The regulator says a step-change towards digital meetings, wherein data and testimony can be reviewed en-masse, will be more efficient for both itself and operators alike. Licensee inspections may soon become virtual, but the consequences will be very real.
An online seminar hosted by the Gambling Commission last week hinted at the style of its future regulatory action for the foreseeable future, with the watchdog saying that it would switch towards an almost exclusively virtual method of pre-planned inspections of its licensees: marking a departure away from the surprise onsite visits of the past.
The change in approach follows on from a period of significant restructuring at the regulatory body, and eschews in-person inspections in favour of arranged emeetings (via Skype or an equivalent) with a heavier reliance on operator data.
“The primary change that we are undertaking is that premises will be assessed using your data,” explained a Commission spokesperson. “We are aware that each of you will have different structures and PML responsibilities, so we will obviously engage with you to identify those best placed to access the information we require. It may well be that the information is held and collated by a central team and it is those that we will need to engage with.”
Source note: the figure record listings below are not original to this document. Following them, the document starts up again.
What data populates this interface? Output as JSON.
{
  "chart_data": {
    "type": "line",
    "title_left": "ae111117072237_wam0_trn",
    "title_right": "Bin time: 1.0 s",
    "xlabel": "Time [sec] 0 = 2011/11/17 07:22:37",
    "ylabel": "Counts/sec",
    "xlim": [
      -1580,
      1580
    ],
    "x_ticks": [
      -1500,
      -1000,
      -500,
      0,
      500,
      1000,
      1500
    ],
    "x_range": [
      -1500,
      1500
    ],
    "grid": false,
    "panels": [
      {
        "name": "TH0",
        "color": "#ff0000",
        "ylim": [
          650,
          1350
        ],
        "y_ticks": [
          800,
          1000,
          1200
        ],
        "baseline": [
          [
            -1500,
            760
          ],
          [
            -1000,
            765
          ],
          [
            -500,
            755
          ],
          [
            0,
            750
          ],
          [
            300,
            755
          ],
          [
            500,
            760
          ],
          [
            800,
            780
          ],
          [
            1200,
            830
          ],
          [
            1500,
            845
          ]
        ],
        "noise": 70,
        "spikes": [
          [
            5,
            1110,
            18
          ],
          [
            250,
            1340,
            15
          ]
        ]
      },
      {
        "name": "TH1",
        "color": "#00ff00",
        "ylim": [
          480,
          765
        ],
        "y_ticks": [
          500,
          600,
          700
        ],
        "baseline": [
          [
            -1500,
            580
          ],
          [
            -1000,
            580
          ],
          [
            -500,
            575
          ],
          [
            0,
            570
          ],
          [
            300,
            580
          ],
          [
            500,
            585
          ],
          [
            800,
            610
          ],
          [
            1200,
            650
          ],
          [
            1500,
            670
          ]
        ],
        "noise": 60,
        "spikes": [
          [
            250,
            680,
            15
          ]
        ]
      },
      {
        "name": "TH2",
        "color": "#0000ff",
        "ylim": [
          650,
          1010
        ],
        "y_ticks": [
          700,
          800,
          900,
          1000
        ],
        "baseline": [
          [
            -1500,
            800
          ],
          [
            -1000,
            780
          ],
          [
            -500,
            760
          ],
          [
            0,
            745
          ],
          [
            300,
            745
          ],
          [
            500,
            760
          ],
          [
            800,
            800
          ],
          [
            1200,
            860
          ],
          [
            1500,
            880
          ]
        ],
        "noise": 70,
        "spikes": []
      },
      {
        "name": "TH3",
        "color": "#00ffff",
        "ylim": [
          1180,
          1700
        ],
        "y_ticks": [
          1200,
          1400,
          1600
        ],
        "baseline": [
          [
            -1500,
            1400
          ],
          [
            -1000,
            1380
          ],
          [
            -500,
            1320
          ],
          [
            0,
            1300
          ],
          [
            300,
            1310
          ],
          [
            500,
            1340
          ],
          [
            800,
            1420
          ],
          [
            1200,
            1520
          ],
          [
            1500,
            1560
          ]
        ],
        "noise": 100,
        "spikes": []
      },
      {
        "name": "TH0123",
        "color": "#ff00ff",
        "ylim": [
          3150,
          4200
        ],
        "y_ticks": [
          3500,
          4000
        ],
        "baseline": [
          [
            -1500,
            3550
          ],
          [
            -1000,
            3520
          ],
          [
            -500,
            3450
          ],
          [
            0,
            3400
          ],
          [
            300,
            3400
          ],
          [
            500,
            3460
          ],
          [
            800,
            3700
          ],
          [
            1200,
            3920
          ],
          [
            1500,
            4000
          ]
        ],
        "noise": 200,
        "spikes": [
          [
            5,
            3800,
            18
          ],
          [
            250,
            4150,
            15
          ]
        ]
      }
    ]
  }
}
The Commission went on to say that AML, complaint issues, self-exclusion implementation, customer interactions with staff and underage play would all be under scrutiny in the digital inspection process – with inspectors reliant on compelling data and self-review on the part of operators both on an individual and (where applicable) regional level. For instance, in the case of age verification, the Commission stipulated: “in addition to the bare numbers [of testing figures] we want to know where operators have identified systemic or repeated failures.”
In a follow-up Q&A session with Bacta representatives, the Commission said that the online inspection programme had already commenced: with the length of assessment ranging from just one hour for a singular premises, to several days for a region-wide operation.
“We believe that our new approach will mean that standards can be raised more quickly across your estates as we will no longer take a piecemeal premise by premise approach,” explained the Commission. “Instead, we will be able to gain a clear understanding how you direct your resource and how you use that resource to ensure compliance.”